Monsieur le Professeur,

Je me permets de vous contacter suite à un échange que j'ai pu avoir avec Monsieur Stanley MacKenzie qui m'a communiqué vos coordonnées et m'a incitée à vous écrire. Nous avons retrouvé il y a peu dans le grenier des grands-parents de mon mari, soigneusement rangés dans une malle, des tartans que nous ne parvenons pas à identifier. Je vous joins une série de quelques photos. Outre ces tartans, nous avons retrouvé un journal, en plusieurs volumes, écrit par une certaine Héloïse MacLeod qui aurait été l'épouse de Kyrian MacLeod, laird du clan des MacLeod d'Inverie. Ce journal débute en 1746, deux mois après la bataille de Culloden. Il a été écrit en français, mais fort heureusement, la grand-mère de mon mari est d'origine française et nous avons pu en entamer la traduction. Elle y évoque sa vie au quotidien, parle de sa famille, de ses enfants et des difficultés rencontrées par tous suite à la défaite du soulèvement jacobite.

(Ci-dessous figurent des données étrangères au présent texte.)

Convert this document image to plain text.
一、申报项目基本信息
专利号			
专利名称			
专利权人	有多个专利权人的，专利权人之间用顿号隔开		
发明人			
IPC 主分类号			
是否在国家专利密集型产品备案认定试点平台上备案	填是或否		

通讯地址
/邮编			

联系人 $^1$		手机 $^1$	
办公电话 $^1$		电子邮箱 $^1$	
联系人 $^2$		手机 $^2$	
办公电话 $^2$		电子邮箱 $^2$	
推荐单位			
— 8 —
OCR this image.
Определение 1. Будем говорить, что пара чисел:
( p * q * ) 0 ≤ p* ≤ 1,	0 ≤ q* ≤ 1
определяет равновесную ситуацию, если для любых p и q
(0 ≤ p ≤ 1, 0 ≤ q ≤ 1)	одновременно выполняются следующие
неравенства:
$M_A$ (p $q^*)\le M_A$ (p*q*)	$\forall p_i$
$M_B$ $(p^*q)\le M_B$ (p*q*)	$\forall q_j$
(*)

Nous avons, en parallèle de cette traduction, entamé des recherches et mes beaux-parents se chargent actuellement de reconstituer notre arbre généalogique afin de déterminer si nous avons ou pas un lien direct ou indirect avec cette famille.

Au cours de nos recherches à Edimbourg, au service des archives nationales, nous avons pu consulter l'acte de reddition du clan des MacLeod d'Inverie, qui fut signé en avril 1747 par Héloïse MacLeod, à Dunvegan. Cela correspond à ce qu'elle a livré dans son journal, à savoir qu'elle se trouvait réfugiée avec sa famille à Dunvegan depuis l'été 1746. Mais nous n'avons pas trouvé à ce jour le contrat signé avec la Couronne et actant du titre de propriété de tout ou partie des terres d'Inverie à la famille MacLeod. Monsieur Stanley MacKenzie m'avait signalé l'existence de ce contrat, me précisant qu'il en avait eu connaissance.

Je viens vers vous pour solliciter, dans la mesure de votre possible, votre aide concernant ce document, mais aussi tout élément que vous pourriez me transmettre concernant les tartans. Si vous souhaitez pouvoir en regarder un directement, je me ferai un plaisir de vous en adresser un exemplaire.

Je vous remercie très sincèrement pour toute l'aide que vous pourriez nous apporter et de l'attention de vous porterez à ma demande.

Bien cordialement,

Maureen Graham

Maureen relut à voix haute le courriel qu'elle avait rédigé et Mummy et Mickaël agréèrent, elle ajouta leurs coordonnées postales et téléphoniques et envoya le tout.

- Voilà, dit-elle. Maintenant, et en attendant un éventuel retour de ce professeur, nous allons poursuivre la traduction.

C'était un lundi après-midi. Les enfants étaient à l'école et Mickaël, après une petite sieste, avait rejoint Maureen et Mummy dans la salle. Elles avaient ouvert les fenêtres et profitaient tout à la fois des parfums fleuris du jardin que de la douce chaleur de ces belles heures de la journée.

Maureen et Mummy avaient donc entamé le deuxième cahier d'Héloïse. Très vite, elles avaient remarqué la teneur différente de ses écrits. Maintenant qu'elle avait retrouvé Kyrian, qu'il était revenu vivant de l'aventure jacobite, on pouvait percevoir le bonheur à chaque ligne, du moins, dans les premiers temps. Elle ne négligeait cependant pas de raconter les difficultés qu'ils rencontraient, mais s'attardait plus à livrer des détails de leur vie quotidienne.

**

Ils prirent ainsi connaissance du mariage de Hugues et de Bethany et des naissances de trois petites filles au cours des mois suivants, mais aussi de l'installation d'un représentant de la Couronne à Inverie, en la personne de Sir Walter Fleming. Ils s'amusèrent des remarques d'Héloïse le concernant et se dirent plus d'une fois qu'elle avait vraiment eu de la chance que son journal ne tombe pas entre de mauvaises mains, certains propos auraient pu paraître bien séditieux.

Ils en étaient là de leur travail, installés tous les trois autour de la grande table, lorsqu'on sonna à la porte. C'étaient Sam et Jenn qui venaient leur rendre une petite visite, profitant que les jumelles étaient, comme Killian, Ewan et Erin, à l'école et que c'était le jour de fermeture du restaurant.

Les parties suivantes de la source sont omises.